In this case, the compromised company (MeridianLink) is not in violation since the new rules for 3 day disclosure haven’t become effective yet and the incident probably wouldn’t reach the material threshold anyway. But: As the old saying goes “There is no honor among thieves.” Hiding a breach from your customers and the SEC is really just another form of thievery.

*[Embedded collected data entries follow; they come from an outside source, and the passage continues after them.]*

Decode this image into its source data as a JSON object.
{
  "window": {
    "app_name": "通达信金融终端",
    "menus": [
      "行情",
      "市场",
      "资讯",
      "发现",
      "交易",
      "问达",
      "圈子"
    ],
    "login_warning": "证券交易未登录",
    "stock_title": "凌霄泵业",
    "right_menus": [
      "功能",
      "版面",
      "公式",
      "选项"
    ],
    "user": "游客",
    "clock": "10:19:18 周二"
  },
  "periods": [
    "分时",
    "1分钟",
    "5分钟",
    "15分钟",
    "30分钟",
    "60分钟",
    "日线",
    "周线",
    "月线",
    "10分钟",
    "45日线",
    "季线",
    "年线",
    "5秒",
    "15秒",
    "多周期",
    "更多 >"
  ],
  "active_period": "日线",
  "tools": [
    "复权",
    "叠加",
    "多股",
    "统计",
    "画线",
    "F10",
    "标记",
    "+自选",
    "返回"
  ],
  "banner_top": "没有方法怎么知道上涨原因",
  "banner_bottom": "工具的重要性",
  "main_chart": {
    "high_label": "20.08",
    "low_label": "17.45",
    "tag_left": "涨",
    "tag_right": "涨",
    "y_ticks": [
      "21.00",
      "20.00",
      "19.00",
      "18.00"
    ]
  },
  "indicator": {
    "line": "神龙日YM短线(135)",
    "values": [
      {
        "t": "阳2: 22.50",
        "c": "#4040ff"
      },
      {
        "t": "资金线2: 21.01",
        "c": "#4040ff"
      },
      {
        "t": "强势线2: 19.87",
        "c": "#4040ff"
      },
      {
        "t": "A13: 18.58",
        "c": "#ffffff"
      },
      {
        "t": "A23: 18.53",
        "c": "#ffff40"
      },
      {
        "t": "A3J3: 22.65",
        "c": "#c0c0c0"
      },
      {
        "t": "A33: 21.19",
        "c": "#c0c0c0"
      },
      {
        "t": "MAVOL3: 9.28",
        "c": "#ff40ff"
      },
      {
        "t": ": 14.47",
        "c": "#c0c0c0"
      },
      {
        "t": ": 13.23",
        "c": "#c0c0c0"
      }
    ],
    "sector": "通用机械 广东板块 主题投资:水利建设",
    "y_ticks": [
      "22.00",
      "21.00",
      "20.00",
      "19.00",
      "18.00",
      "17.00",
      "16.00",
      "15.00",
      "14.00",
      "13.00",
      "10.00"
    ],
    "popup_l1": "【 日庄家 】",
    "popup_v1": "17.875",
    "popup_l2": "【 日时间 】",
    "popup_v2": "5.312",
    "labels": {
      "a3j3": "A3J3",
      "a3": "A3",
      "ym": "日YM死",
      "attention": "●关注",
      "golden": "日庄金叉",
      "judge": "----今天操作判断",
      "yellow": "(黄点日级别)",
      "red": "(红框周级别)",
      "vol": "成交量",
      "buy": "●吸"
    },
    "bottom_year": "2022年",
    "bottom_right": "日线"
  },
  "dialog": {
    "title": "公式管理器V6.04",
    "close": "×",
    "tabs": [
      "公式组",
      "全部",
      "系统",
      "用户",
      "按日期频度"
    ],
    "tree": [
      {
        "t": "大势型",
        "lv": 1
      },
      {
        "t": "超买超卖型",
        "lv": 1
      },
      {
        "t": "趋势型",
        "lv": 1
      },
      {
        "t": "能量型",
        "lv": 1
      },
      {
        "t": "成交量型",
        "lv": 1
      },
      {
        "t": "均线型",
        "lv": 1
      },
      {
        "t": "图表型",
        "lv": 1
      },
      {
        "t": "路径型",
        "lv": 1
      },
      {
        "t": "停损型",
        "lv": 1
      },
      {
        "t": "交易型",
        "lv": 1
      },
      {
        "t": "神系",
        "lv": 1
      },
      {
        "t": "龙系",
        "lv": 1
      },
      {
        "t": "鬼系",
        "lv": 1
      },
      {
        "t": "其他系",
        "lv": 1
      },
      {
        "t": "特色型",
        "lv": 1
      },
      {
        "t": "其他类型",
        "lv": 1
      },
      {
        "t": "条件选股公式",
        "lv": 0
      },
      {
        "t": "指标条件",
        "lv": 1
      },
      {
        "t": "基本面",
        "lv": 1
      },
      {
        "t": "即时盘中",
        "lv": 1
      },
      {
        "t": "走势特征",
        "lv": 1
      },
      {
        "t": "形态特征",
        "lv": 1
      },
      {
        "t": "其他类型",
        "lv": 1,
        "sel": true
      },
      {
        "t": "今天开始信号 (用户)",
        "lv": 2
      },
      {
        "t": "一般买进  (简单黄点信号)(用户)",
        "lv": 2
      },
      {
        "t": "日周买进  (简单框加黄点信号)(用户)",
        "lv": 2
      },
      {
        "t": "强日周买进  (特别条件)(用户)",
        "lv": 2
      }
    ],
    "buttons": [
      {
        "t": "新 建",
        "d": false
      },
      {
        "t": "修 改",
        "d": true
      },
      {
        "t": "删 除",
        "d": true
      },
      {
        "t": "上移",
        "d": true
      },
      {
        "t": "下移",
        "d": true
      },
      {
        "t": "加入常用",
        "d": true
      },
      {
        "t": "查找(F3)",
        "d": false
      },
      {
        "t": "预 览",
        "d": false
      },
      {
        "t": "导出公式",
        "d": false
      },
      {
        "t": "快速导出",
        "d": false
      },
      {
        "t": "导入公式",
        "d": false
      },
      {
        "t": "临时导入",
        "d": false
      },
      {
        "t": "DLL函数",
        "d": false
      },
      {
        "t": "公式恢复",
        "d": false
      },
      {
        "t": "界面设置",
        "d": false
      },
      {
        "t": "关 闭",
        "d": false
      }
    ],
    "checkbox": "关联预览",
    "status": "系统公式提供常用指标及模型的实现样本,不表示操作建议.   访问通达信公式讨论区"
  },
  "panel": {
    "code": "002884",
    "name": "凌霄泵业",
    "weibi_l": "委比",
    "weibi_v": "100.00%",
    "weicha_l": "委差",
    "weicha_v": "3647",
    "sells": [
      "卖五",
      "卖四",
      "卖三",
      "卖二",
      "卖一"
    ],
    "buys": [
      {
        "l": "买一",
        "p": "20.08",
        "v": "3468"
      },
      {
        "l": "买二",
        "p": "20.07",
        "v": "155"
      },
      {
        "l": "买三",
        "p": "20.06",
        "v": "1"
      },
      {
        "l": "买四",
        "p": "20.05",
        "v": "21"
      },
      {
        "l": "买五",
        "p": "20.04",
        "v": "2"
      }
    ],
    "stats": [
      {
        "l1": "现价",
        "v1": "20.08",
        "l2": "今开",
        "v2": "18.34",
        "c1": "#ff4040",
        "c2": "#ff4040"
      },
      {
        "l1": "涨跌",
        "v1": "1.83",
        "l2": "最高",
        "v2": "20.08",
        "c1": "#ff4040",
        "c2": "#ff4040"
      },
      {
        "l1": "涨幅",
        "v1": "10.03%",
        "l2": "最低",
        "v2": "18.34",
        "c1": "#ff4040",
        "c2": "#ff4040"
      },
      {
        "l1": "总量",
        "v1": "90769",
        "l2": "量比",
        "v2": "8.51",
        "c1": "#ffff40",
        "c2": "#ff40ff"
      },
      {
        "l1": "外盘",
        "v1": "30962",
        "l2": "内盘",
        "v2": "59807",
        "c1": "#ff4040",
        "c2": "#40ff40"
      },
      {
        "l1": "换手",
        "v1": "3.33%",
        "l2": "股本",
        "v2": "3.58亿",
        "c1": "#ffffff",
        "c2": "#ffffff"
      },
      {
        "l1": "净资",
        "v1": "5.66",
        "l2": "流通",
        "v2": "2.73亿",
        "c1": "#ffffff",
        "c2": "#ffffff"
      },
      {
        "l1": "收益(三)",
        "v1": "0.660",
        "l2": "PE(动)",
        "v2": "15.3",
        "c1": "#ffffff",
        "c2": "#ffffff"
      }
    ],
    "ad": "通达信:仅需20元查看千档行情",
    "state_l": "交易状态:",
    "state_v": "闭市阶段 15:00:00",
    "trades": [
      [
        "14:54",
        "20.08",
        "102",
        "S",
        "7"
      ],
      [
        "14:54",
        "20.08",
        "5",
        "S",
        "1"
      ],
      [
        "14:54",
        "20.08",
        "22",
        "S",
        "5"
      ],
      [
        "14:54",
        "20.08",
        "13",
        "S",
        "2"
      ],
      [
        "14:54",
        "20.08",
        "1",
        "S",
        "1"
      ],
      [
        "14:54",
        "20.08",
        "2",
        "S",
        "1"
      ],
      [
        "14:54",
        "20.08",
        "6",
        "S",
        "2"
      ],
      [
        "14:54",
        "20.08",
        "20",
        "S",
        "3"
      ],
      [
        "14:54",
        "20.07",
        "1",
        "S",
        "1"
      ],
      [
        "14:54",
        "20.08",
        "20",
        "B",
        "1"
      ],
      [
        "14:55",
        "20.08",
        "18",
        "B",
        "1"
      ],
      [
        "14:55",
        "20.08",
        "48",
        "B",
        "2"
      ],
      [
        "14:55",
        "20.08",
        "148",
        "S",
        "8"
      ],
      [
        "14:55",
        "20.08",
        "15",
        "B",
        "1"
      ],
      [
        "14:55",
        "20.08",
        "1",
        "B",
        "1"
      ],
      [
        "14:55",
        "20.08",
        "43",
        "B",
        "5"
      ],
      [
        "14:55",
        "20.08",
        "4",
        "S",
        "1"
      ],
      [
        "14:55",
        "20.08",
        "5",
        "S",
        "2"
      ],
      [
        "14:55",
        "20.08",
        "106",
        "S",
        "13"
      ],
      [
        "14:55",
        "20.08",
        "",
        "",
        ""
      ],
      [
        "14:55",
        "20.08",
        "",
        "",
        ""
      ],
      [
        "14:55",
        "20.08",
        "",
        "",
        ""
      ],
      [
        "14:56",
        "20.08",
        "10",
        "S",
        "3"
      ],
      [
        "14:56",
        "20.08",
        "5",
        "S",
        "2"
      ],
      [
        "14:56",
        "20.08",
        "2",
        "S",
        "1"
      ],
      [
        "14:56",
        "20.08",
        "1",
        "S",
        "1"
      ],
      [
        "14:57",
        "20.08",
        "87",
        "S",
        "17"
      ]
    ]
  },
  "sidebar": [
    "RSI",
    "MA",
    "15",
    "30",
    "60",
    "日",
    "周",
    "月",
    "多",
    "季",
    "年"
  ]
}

Anyone feel like someone just called your mom because you wouldn't budge? Add reporting to your regulator to the list of extortion techniques ransomware gangs are willing to use to extort payment. In MediaLink's defense, the new SEC four-day reporting requirement doesn't go into effect until next month. Make sure your incident response plans contain current reporting requirements, which are kept updated, then make sure you're prepared to meet or exceed those requirements, including knowing required the format and reporting mechanism.
I have a feeling once the SEC rules officially go into effect we will see more ransomware tactics like this where the ransom states, “Pay now or we inform the SEC.” We saw something similar with the MGM breach; the reason we know so many details of how the breach happened is because the cybercriminal group (Scattered Spider) posted details (it all started with a social engineering phone call to the Help Desk). Finally, keep in mind that while ransomware is in the news, so many other attacks never hit the news simply because it they do not have to. When was the last time you read about a successful BEC/CEO fraud attack? Almost never, as you don’t have to go public when you lose money, and yet the FBI records billions in losses due to BEC. Don’t structure your approach to cybersecurity based on just what you read in the news.
Another change in tactics by a ransomware gang to apply pressure on victims. Even though the rule is not yet in effect, the result is the same; it’s now known that MeridianLink is a victim of a ransomware attack. MeridianLink should have come clean with its customers from the get go.